Now that I’ve seen the difference of what I was before the study and now…I like the medicated me. I’m less volatile and much more fun to be around these days. So med me up!!!

So an ode to the old house on Tambay:

A silly little note about the house we just moved from:

You were made with brick and mortar
You were crafted with wood and nail
Your roof created safety and protection
Your floors watched our little one stand and fall
Your walls shared in our happiness and sorrow
Your doors opened to welcome us inside
Forever we’ll remember the house on Tambay
Never slipping through our rusty, crusty minds.

Thoughts on the weekend…

This weekend was very much busy. Very much interesting.

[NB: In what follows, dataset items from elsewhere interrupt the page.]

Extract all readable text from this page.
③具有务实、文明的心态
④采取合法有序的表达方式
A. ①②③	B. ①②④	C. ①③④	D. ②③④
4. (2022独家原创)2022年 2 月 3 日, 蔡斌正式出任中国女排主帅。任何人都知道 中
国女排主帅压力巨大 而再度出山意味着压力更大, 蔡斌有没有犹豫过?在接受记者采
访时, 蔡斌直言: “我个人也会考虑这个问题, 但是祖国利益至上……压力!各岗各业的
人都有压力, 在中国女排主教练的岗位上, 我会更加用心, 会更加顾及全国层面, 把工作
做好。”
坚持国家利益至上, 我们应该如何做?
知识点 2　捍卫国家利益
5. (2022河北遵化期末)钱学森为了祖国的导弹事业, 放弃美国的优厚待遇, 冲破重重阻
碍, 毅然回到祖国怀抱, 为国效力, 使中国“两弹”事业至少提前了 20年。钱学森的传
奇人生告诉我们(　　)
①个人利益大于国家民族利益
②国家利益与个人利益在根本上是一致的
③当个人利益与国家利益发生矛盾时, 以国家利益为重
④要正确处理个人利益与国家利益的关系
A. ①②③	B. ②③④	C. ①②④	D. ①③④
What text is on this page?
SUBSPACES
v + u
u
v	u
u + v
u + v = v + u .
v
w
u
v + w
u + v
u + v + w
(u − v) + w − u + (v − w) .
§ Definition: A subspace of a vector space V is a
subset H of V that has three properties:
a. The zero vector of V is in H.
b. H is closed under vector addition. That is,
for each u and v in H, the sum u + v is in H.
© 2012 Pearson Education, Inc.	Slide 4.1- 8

First things first…I said goodbye to the Mexican restautant on Friday night after working my two weeks notice. Yes, I worked my last night as a fajita-slinger. That will cut my hours back a good bit. I’ll be able to get to things that I have needed to have already finished by now.

Secondly, we made the move this weekend. I had a few guys lined up to help out, but all but one backed out on me. So late afternoon Friday I was scurrying around trying to find some guys to help move our stuff. We ended up with four guys (including me) and two trucks and one pull-behind trailer. It took a grand total of three trips just over 9 hours. Starting at 9:30 a.m. and pulling into the yard at the new place at about 7 p.m. Sunday afternoon after a quick nap, we started the unpacking. I figure that will take at least a couple of days and a few more trips to the storage shed since we had to move two bedrooms, 2 sleeper sofa-couches, 1 futon (which I call a fru-ton), clothes, bathroom stuff for two bathrooms, and a few more things…plus all the baby’s stuff into a room that is about 150 sq. ft and a little bit of storage in an additional bedroom. Of course we have the storage unit, but there is only so much you can put in a 100 sq ft. unit. Regardless, we have moved.

Little bear seems to be adjusting, but her bedroom is also our bedroom so she is frustrated when she wakes up and realizes we are in the same room. I’ll put together a screen this week so we can cover her bed (safely) so she can’t see us.

Will adjustments to our life have to be made? Sure. Big adjustments? Yup. So what is next? So what is to come? Time will show us all. God has a plan. He will reveal it in His perfect timing.

Until then, we will continue to seek God’s will.

And as always, el toro will keep you posted!